Apa itu invoice profesional dan kenapa penting
Invoice profesional adalah dokumen penagihan yang berisi informasi lengkap tentang pekerjaan yang sudah atau akan dilakukan, jumlah yang harus dibayar, dan batas waktu pembayaran. Bagi freelancer, invoice berfungsi ganda: sebagai permintaan pembayaran dan sebagai catatan kerja yang bisa dirujuk saat ada pertanyaan di kemudian hari.
Invoice yang tidak jelas — deskripsi terlalu umum, tidak ada nomor, rekening tidak tercantum — memaksa klien bertanya ulang lewat chat. Setiap pertanyaan tambahan menunda pembayaran. Sebaliknya, invoice yang lengkap membuat klien bisa langsung memproses pembayaran tanpa bolak-balik pesan.
Invoice biasa vs Faktur Pajak: jangan sampai tertukar
Banyak freelancer bingung antara invoice komersial dan Faktur Pajak. Keduanya berbeda fungsi, penerbit, dan konsekuensi hukum. Tabel berikut membantu Anda membedakannya.

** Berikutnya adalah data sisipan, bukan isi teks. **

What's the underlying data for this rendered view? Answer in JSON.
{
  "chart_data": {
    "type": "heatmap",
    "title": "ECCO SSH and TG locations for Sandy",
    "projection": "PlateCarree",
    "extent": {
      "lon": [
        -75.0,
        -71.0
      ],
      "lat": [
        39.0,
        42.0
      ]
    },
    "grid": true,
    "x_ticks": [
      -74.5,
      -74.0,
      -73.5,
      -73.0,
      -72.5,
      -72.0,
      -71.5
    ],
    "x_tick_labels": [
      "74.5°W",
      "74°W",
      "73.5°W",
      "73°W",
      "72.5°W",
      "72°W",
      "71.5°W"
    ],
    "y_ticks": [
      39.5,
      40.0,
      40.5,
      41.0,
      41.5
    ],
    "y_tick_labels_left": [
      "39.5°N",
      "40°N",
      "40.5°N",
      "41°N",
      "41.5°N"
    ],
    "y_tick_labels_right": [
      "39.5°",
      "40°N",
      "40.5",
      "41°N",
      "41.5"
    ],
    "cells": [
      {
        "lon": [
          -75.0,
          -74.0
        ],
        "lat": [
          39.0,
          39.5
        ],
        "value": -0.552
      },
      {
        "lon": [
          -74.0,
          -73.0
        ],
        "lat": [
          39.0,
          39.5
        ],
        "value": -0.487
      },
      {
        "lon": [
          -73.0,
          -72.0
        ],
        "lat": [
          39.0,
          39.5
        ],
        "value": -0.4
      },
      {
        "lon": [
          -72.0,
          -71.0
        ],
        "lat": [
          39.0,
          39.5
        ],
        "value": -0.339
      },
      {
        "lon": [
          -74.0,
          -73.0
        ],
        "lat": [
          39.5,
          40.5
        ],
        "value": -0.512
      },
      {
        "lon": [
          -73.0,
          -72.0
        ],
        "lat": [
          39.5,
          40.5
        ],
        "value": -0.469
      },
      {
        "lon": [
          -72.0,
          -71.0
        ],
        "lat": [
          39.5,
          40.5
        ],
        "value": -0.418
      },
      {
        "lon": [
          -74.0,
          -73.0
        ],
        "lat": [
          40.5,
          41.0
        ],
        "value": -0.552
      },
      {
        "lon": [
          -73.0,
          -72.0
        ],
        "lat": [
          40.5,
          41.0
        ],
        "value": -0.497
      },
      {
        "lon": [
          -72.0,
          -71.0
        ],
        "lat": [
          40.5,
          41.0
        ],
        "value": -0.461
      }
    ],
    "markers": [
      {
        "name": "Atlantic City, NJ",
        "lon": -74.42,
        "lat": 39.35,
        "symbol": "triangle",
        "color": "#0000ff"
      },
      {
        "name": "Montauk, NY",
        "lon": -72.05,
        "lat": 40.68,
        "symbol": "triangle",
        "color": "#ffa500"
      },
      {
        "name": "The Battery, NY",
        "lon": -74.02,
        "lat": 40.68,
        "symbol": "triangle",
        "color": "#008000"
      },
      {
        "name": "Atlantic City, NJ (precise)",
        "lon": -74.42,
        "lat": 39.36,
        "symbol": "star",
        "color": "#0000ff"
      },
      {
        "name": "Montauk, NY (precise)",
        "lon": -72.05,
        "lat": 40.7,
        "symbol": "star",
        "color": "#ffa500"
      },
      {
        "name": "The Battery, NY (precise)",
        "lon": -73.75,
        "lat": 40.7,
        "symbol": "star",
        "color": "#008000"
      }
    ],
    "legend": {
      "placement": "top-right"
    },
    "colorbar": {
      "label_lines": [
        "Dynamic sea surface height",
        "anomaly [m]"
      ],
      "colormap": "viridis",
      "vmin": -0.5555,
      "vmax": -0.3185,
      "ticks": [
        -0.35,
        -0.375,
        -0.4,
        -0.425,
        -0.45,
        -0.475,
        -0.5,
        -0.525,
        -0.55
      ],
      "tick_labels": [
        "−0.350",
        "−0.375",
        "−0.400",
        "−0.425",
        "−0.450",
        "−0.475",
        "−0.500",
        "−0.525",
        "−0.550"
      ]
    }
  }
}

| Aspek | Invoice Komersial | Faktur Pajak |
|---|---|---|
| Tujuan | Menagih pembayaran ke klien | Dokumen resmi pemungutan PPN |
| Penerbit | Semua freelancer dan pelaku usaha | Hanya Pengusaha Kena Pajak (PKP) |
| Dasar hukum | Praktik bisnis dan kesepakatan para pihak | UU PPN (Pasal 13 UU 42/2009 jo. UU 7/2021) |
| Isi wajib | Identitas, deskripsi jasa, total, jatuh tempo, rekening (praktik bisnis) | Diatur lengkap Pasal 13 ayat (5) UU PPN, termasuk NPWP, kode faktur, DPP, PPN |
| Format | Bebas, bisa PDF, Word, atau sistem invoice | Harus melalui sistem DJP (e-Faktur) |
Artikel ini membahas invoice komersial untuk freelancer. Jika Anda sudah PKP, gunakan Faktur Pajak sesuai ketentuan DJP. Aturan pajak dapat berubah. Informasi di sini bukan pengganti nasihat konsultan pajak.
10 elemen yang harus ada di invoice freelancer
Setiap invoice profesional perlu memuat informasi minimum agar klien tidak perlu bertanya ulang. Berikut elemen-elemennya berdasarkan praktik bisnis yang umum — bukan daftar wajib menurut undang-undang perpajakan.
1. Identitas Anda dan data klien
Cantumkan nama profesional atau nama bisnis, alamat email, dan nomor telepon bila relevan. Untuk klien, gunakan nama perusahaan atau nama kontak yang tercantum di kesepakatan kerja. Pastikan Anda mengirim ke kontak yang tepat — invoice yang masuk ke orang yang salah bisa tertunda berminggu-minggu.
2. Nomor invoice
Setiap invoice harus punya nomor unik. Nomor ini menjadi kata kunci saat klien menanyakan tagihan, saat Anda mencari PDF lama, dan saat mencocokkan transfer masuk. Format sederhana seperti INV-2026-07-001 sudah cukup. (Panduan lengkapnya ada di bagian cara membuat nomor invoice.)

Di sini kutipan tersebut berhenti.